When you find yourself in the government’s crosshairs, it will not matter whether your skin is black or yellow or brown or white; it will not matter whether you’re an immigrant or a citizen; it will not matter whether you’re rich or poor; it will not matter whether you’re Republican or Democrat; and it certainly won’t matter who you voted for in the last presidential election.
Today, dozens of the largest U.S. law enforcement agencies have at least one robot, according to experts. And many smaller departments are just a phone call away from having access to a nearby agency’s device.
Under a federal government program that supplies excess military equipment to civil agencies, the number of agencies that have acquired a robot has climbed dramatically.
In Illinois, the Cook County Sheriff’s Police Department has two robots equipped to disable and even kill suspects. These robots were made available through the Pentagon’s 1033 program which allows police departments to use military surplus weaponry to aid in enforcing the law.
As military-grade robotics get cheaper and more capable, more of them will be armed and will eventually patrol American streets.
How do I know?
Because reactionary politics serves the police state and Americans who believe that death tech will not be used on them welcome the idea of having killer robots take out suspects rather than the officers themselves.
While violence from either side of the Thin Blue Line should be neither tolerated nor condoned, the militarization of police forces, in both equipment and training, has now created the need for robo cops which creates an air of coerced compliance as the human element of shooting or killing American citizens is taken out of the picture and left up to a mechanical death bot.
Much like the Golem or the Homunculus, mankind wants to create a superior machine capable of solving its problems and meeting its needs. On the surface, this sounds pretty harmless. However, the technocracy has now demonstrated that they are no longer satisfied with simple A.I. companions, or with using technology to enhance and better our lives. They are now creating technology that will coerce compliance.
With the militarization of police capabilities, there are many Americans that believe that it is reasonable to use robotics in this way to ensure compliance. If one doesn’t have to talk to a subject and can demand compliance, then this may mean more forceful or coercive demands can be made — who are you to argue with a robot?
It is naïve to think that the robots of the future used for law enforcement will never approach you — or harm you in any way because you think you are by no means doing anything to worry about.
It seems inevitable that every modern technological advance will be somehow factored into killing people.

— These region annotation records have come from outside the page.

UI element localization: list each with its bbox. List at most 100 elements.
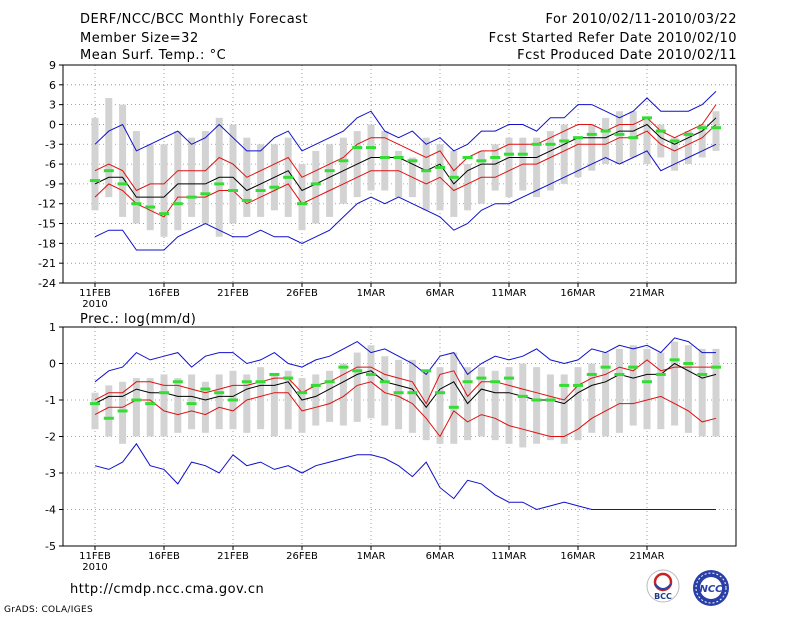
ensemble-box — [243, 374, 251, 433]
ensemble-box — [326, 370, 334, 422]
y-tick-label: -9 — [45, 178, 56, 191]
bcc-logo-icon: BCC — [646, 569, 680, 603]
y-tick-label: -6 — [45, 158, 56, 171]
y-tick-label: 6 — [49, 79, 56, 92]
ensemble-box — [339, 363, 347, 426]
x-tick-label: 16MAR — [560, 551, 595, 562]
ensemble-box — [712, 111, 720, 151]
ensemble-box — [119, 104, 127, 217]
ensemble-box — [105, 98, 113, 198]
forecast-period: For 2010/02/11-2010/03/22 — [545, 12, 737, 27]
member-size: Member Size=32 — [80, 31, 199, 46]
x-tick-label: 11MAR — [491, 551, 526, 562]
plot-frame — [62, 64, 737, 284]
y-tick-label: -3 — [45, 467, 56, 480]
ensemble-box — [326, 144, 334, 217]
ensemble-box — [215, 374, 223, 430]
ensemble-box — [119, 381, 127, 444]
ncc-logo-text: NCC — [699, 584, 723, 595]
y-tick-label: 1 — [49, 321, 56, 334]
logos: BCC NCC — [646, 569, 729, 606]
y-tick-label: -2 — [45, 431, 56, 444]
ensemble-box — [422, 137, 430, 211]
ensemble-box — [698, 348, 706, 437]
ensemble-box — [146, 144, 154, 231]
y-tick-label: -4 — [45, 504, 56, 517]
x-tick-label: 6MAR — [426, 288, 455, 299]
ensemble-box — [91, 117, 99, 211]
variable-label: Mean Surf. Temp.: °C — [80, 48, 227, 63]
ensemble-box — [257, 144, 265, 217]
lower-quartile-line — [94, 381, 717, 438]
ensemble-box — [105, 385, 113, 437]
ensemble-box — [712, 348, 720, 437]
ensemble-box — [657, 352, 665, 430]
ensemble-box — [257, 367, 265, 430]
ensemble-box — [560, 374, 568, 444]
ensemble-box — [588, 124, 596, 171]
y-tick-label: 0 — [49, 118, 56, 131]
ensemble-box — [381, 356, 389, 426]
y-tick-label: -1 — [45, 394, 56, 407]
ensemble-box — [160, 144, 168, 237]
ensemble-box — [602, 352, 610, 437]
x-tick-label: 21FEB — [217, 551, 249, 562]
bcc-logo-text: BCC — [654, 592, 672, 601]
max-line — [94, 337, 716, 383]
ensemble-box — [671, 137, 679, 171]
ensemble-box — [132, 378, 140, 437]
x-tick-label: 11FEB — [79, 551, 111, 562]
ensemble-box — [381, 131, 389, 191]
ensemble-box — [422, 370, 430, 441]
forecast-produced-date: Fcst Produced Date 2010/02/11 — [517, 48, 737, 63]
min-line — [94, 143, 717, 251]
x-tick-label: 11FEB — [79, 288, 111, 299]
y-tick-label: 3 — [49, 99, 56, 112]
ensemble-box — [519, 363, 527, 448]
ensemble-box — [643, 348, 651, 430]
max-line — [94, 91, 717, 152]
ensemble-box — [201, 381, 209, 433]
ensemble-box — [312, 150, 320, 224]
y-tick-label: 0 — [49, 358, 56, 371]
x-tick-label: 26FEB — [286, 288, 318, 299]
ensemble-box — [643, 117, 651, 165]
median-line — [94, 362, 717, 409]
upper-quartile-line — [94, 359, 716, 405]
forecast-title: DERF/NCC/BCC Monthly Forecast — [80, 12, 309, 27]
min-line — [94, 442, 716, 511]
ensemble-box — [491, 370, 499, 441]
ensemble-box — [560, 124, 568, 184]
footer-url[interactable]: http://cmdp.ncc.cma.gov.cn — [70, 582, 265, 597]
ensemble-box — [615, 348, 623, 433]
ncc-logo-icon: NCC — [693, 570, 729, 606]
ensemble-box — [353, 352, 361, 422]
x-tick-label: 6MAR — [426, 551, 455, 562]
ensemble-box — [270, 374, 278, 437]
ensemble-box — [284, 370, 292, 430]
ensemble-box — [505, 137, 513, 198]
ensemble-box — [132, 131, 140, 224]
ensemble-box — [533, 367, 541, 444]
ensemble-box — [588, 363, 596, 433]
ensemble-box — [146, 378, 154, 437]
x-tick-label: 11MAR — [491, 288, 526, 299]
ensemble-box — [477, 367, 485, 437]
x-tick-label: 1MAR — [357, 288, 386, 299]
y-tick-label: 9 — [49, 59, 56, 72]
ensemble-box — [91, 392, 99, 430]
ensemble-box — [229, 124, 237, 224]
ensemble-box — [546, 374, 554, 441]
precip-panel-title: Prec.: log(mm/d) — [80, 312, 197, 327]
y-tick-label: -18 — [38, 237, 56, 250]
x-tick-label: 16FEB — [148, 551, 180, 562]
x-tick-label: 21MAR — [629, 551, 664, 562]
y-tick-label: -21 — [38, 257, 56, 270]
ensemble-box — [684, 131, 692, 165]
x-tick-label: 26FEB — [286, 551, 318, 562]
x-tick-label: 16FEB — [148, 288, 180, 299]
ensemble-box — [546, 131, 554, 191]
x-tick-label: 1MAR — [357, 551, 386, 562]
ensemble-box — [671, 341, 679, 426]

One can fully expect that these kinds of systems will be developed for local police force use as well.
With thousands of robots operated by hundreds of police departments across the country, those concerned by the prospect of shotgun robots on the streets of Oakland or elsewhere refer to what they say is a clear antecedent with other militarized hardware: mission creep.
Once a technology is feasible and permitted, it tends to linger. Just as drones, mine-proof trucks, and Stingray devices drifted from Middle Eastern battlefields to American towns.
This is more than pointing out a slippery slope — it is about the slide to mechanized death and the militarization of police all over the world.
In the race for extinction — which our proud technological nations are carrying out undeterred by that “minor” collateral damage thing, i.e., the death of all of us — there are many machines that have the potential to inch us closer to a planned technological Armageddon.